Green’s Dictionary of Slang

boondocks n.

[Tagalog bundock, a mountain; orig. used by US milit. (esp. US Marine Corps) to mean the field, the bush, the jungle, anywhere the troops operate that is not designated a firebase, a basecamp or occupied by civilians]

(US) rough country, jungle, an isolated or wild region; plus fig. use as an isolated unappealing place; thus boondocker, one who comes from such a place.

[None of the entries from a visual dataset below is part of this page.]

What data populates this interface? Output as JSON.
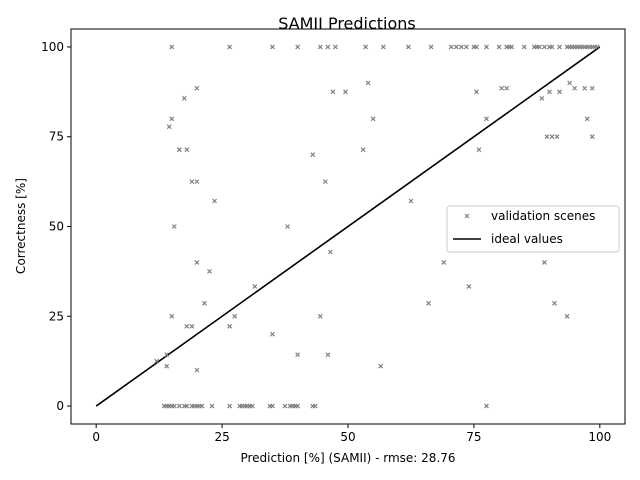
{
  "chart_data": {
    "type": "scatter",
    "title": "SAMII Predictions",
    "xlabel": "Prediction [%] (SAMII) - rmse: 28.76",
    "ylabel": "Correctness [%]",
    "xlim": [
      -5,
      105
    ],
    "ylim": [
      -5,
      105
    ],
    "xticks": [
      0,
      25,
      50,
      75,
      100
    ],
    "yticks": [
      0,
      25,
      50,
      75,
      100
    ],
    "grid": false,
    "legend_position": "center-right",
    "colors": {
      "scatter": "#808080",
      "line": "#000000"
    },
    "series": [
      {
        "name": "validation scenes",
        "kind": "scatter",
        "marker": "x",
        "points": [
          [
            15,
            100
          ],
          [
            26.5,
            100
          ],
          [
            35,
            100
          ],
          [
            40,
            100
          ],
          [
            44.5,
            100
          ],
          [
            46,
            100
          ],
          [
            47.5,
            100
          ],
          [
            53.5,
            100
          ],
          [
            57,
            100
          ],
          [
            62,
            100
          ],
          [
            66.5,
            100
          ],
          [
            70.5,
            100
          ],
          [
            71.5,
            100
          ],
          [
            72.5,
            100
          ],
          [
            73.5,
            100
          ],
          [
            75,
            100
          ],
          [
            75.5,
            100
          ],
          [
            77.5,
            100
          ],
          [
            80,
            100
          ],
          [
            81.5,
            100
          ],
          [
            82,
            100
          ],
          [
            82.5,
            100
          ],
          [
            85,
            100
          ],
          [
            87,
            100
          ],
          [
            87.5,
            100
          ],
          [
            88,
            100
          ],
          [
            89,
            100
          ],
          [
            90,
            100
          ],
          [
            90.5,
            100
          ],
          [
            92,
            100
          ],
          [
            93.5,
            100
          ],
          [
            94,
            100
          ],
          [
            94.5,
            100
          ],
          [
            95,
            100
          ],
          [
            95.5,
            100
          ],
          [
            96,
            100
          ],
          [
            96.5,
            100
          ],
          [
            97,
            100
          ],
          [
            97.5,
            100
          ],
          [
            98,
            100
          ],
          [
            98.5,
            100
          ],
          [
            99,
            100
          ],
          [
            99.5,
            100
          ],
          [
            54,
            90
          ],
          [
            94,
            90
          ],
          [
            20,
            88.5
          ],
          [
            47,
            87.5
          ],
          [
            49.5,
            87.5
          ],
          [
            75.5,
            87.5
          ],
          [
            80.5,
            88.5
          ],
          [
            81.5,
            88.5
          ],
          [
            88.5,
            85.7
          ],
          [
            90,
            87.5
          ],
          [
            92,
            87.5
          ],
          [
            95,
            88.5
          ],
          [
            97,
            88.5
          ],
          [
            98.5,
            88.5
          ],
          [
            17.5,
            85.7
          ],
          [
            15,
            80
          ],
          [
            55,
            80
          ],
          [
            77.5,
            80
          ],
          [
            97.5,
            80
          ],
          [
            14.5,
            77.8
          ],
          [
            89.5,
            75
          ],
          [
            90.5,
            75
          ],
          [
            91.5,
            75
          ],
          [
            98.5,
            75
          ],
          [
            16.5,
            71.4
          ],
          [
            18,
            71.4
          ],
          [
            53,
            71.4
          ],
          [
            76,
            71.4
          ],
          [
            43,
            70
          ],
          [
            19,
            62.5
          ],
          [
            20,
            62.5
          ],
          [
            45.5,
            62.5
          ],
          [
            23.5,
            57.1
          ],
          [
            62.5,
            57.1
          ],
          [
            15.5,
            50
          ],
          [
            38,
            50
          ],
          [
            46.5,
            42.9
          ],
          [
            20,
            40
          ],
          [
            69,
            40
          ],
          [
            89,
            40
          ],
          [
            22.5,
            37.5
          ],
          [
            31.5,
            33.3
          ],
          [
            74,
            33.3
          ],
          [
            21.5,
            28.6
          ],
          [
            66,
            28.6
          ],
          [
            91,
            28.6
          ],
          [
            15,
            25
          ],
          [
            27.5,
            25
          ],
          [
            44.5,
            25
          ],
          [
            93.5,
            25
          ],
          [
            18,
            22.2
          ],
          [
            19,
            22.2
          ],
          [
            26.5,
            22.2
          ],
          [
            35,
            20
          ],
          [
            40,
            14.3
          ],
          [
            46,
            14.3
          ],
          [
            14,
            14.3
          ],
          [
            12,
            12.5
          ],
          [
            14,
            11.1
          ],
          [
            56.5,
            11.1
          ],
          [
            20,
            10
          ],
          [
            13.5,
            0
          ],
          [
            14,
            0
          ],
          [
            14.5,
            0
          ],
          [
            15,
            0
          ],
          [
            15.5,
            0
          ],
          [
            16.5,
            0
          ],
          [
            17.5,
            0
          ],
          [
            18,
            0
          ],
          [
            19,
            0
          ],
          [
            19.5,
            0
          ],
          [
            20,
            0
          ],
          [
            20.5,
            0
          ],
          [
            21,
            0
          ],
          [
            23,
            0
          ],
          [
            26.5,
            0
          ],
          [
            28.5,
            0
          ],
          [
            29,
            0
          ],
          [
            29.5,
            0
          ],
          [
            30,
            0
          ],
          [
            30.5,
            0
          ],
          [
            31,
            0
          ],
          [
            34.5,
            0
          ],
          [
            35,
            0
          ],
          [
            37.5,
            0
          ],
          [
            38.5,
            0
          ],
          [
            39,
            0
          ],
          [
            39.5,
            0
          ],
          [
            40,
            0
          ],
          [
            43,
            0
          ],
          [
            43.5,
            0
          ],
          [
            77.5,
            0
          ]
        ]
      },
      {
        "name": "ideal values",
        "kind": "line",
        "points": [
          [
            0,
            0
          ],
          [
            100,
            100
          ]
        ]
      }
    ]
  }
}
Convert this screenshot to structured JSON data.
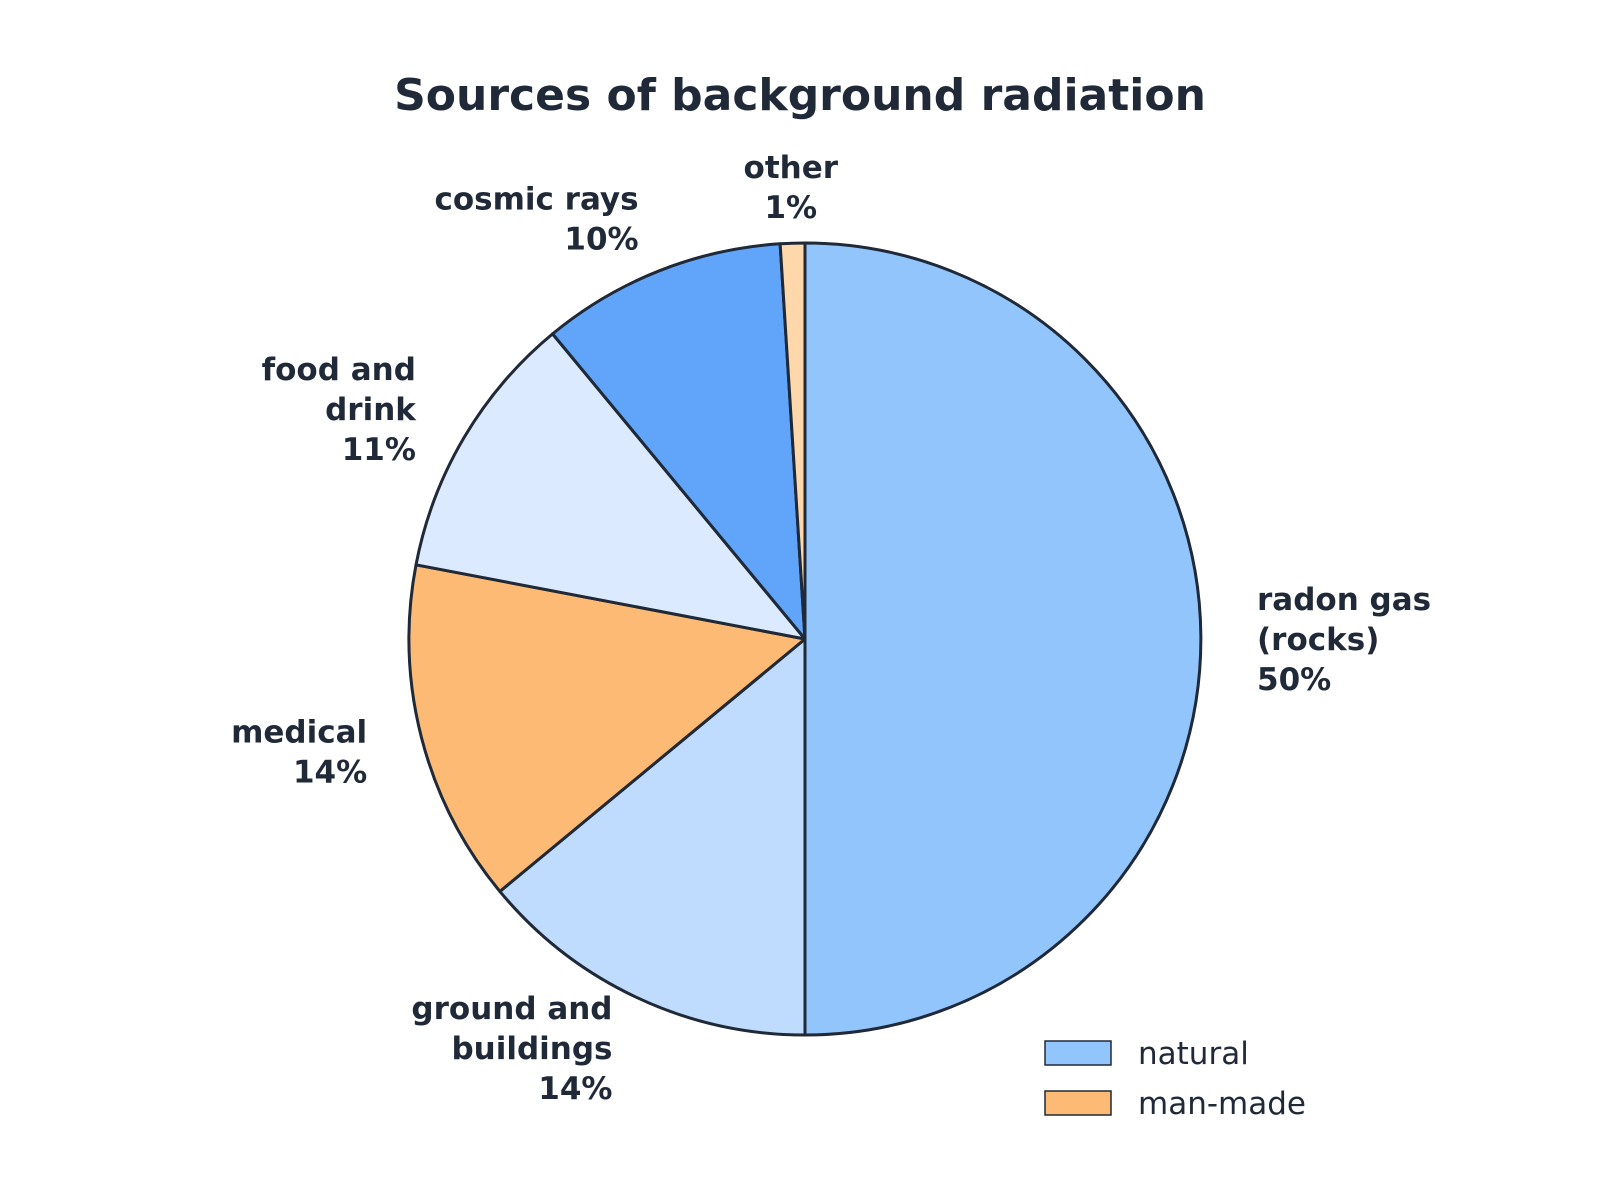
{
  "chart_data": {
    "type": "pie",
    "title": "Sources of background radiation",
    "start": "12 o'clock",
    "direction": "clockwise",
    "slices": [
      {
        "label": "radon gas (rocks)",
        "label_lines": [
          "radon gas",
          "(rocks)"
        ],
        "value": 50,
        "value_label": "50%",
        "group": "natural",
        "color": "#93c5fd"
      },
      {
        "label": "ground and buildings",
        "label_lines": [
          "ground and",
          "buildings"
        ],
        "value": 14,
        "value_label": "14%",
        "group": "natural",
        "color": "#bfdbfe"
      },
      {
        "label": "medical",
        "label_lines": [
          "medical"
        ],
        "value": 14,
        "value_label": "14%",
        "group": "man-made",
        "color": "#fdba74"
      },
      {
        "label": "food and drink",
        "label_lines": [
          "food and",
          "drink"
        ],
        "value": 11,
        "value_label": "11%",
        "group": "natural",
        "color": "#dbeafe"
      },
      {
        "label": "cosmic rays",
        "label_lines": [
          "cosmic rays"
        ],
        "value": 10,
        "value_label": "10%",
        "group": "natural",
        "color": "#60a5fa"
      },
      {
        "label": "other",
        "label_lines": [
          "other"
        ],
        "value": 1,
        "value_label": "1%",
        "group": "man-made",
        "color": "#fed7aa"
      }
    ],
    "legend": {
      "placement": "bottom-right",
      "entries": [
        {
          "name": "natural",
          "color": "#93c5fd"
        },
        {
          "name": "man-made",
          "color": "#fdba74"
        }
      ]
    },
    "colors": {
      "stroke": "#1f2937",
      "text": "#1f2937"
    }
  }
}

[US]C.R. Bond 18 Dec. in A Flying Tiger’s Diary (1984) 58: His engine cut out [...] and he went off into the boondocks and tore off his landing gear.
[US](con. 1943) A. Myrer Big War 123: That’s the trouble with being stuck down in the boondocks. [Ibid.] 183: Well, old boondocker [...] I guess you know that’s the end of the carnival.
[Aus]P. Pinney Restless Men 124: He stared along the [...] bank of black dust and dried mud and sunwarmed buffalo turds. ‘Godforsaken boondocks — what else’d bother to live here?’.
[US]E. Torres Carlito’s Way 21: His uncle kept him in the boondocks.
[US]N. Pileggi Wiseguy (2001) 115: He lived in the boondocks of Jersey.
[US]S. King Dolores Claiborne 53: Out here in the boondocks about the most int’restin thing a person can do is die sudden.
[Aus]S. Maloney Big Ask 68: If this woman was mine, I’d be superglued to her, not chasing turnstile attendants in the boondocks.
[UK]J. Meades Empty Wigs (t/s) 416: [S]ome fellow who distills potatoes in the Subcarpathian boondocks.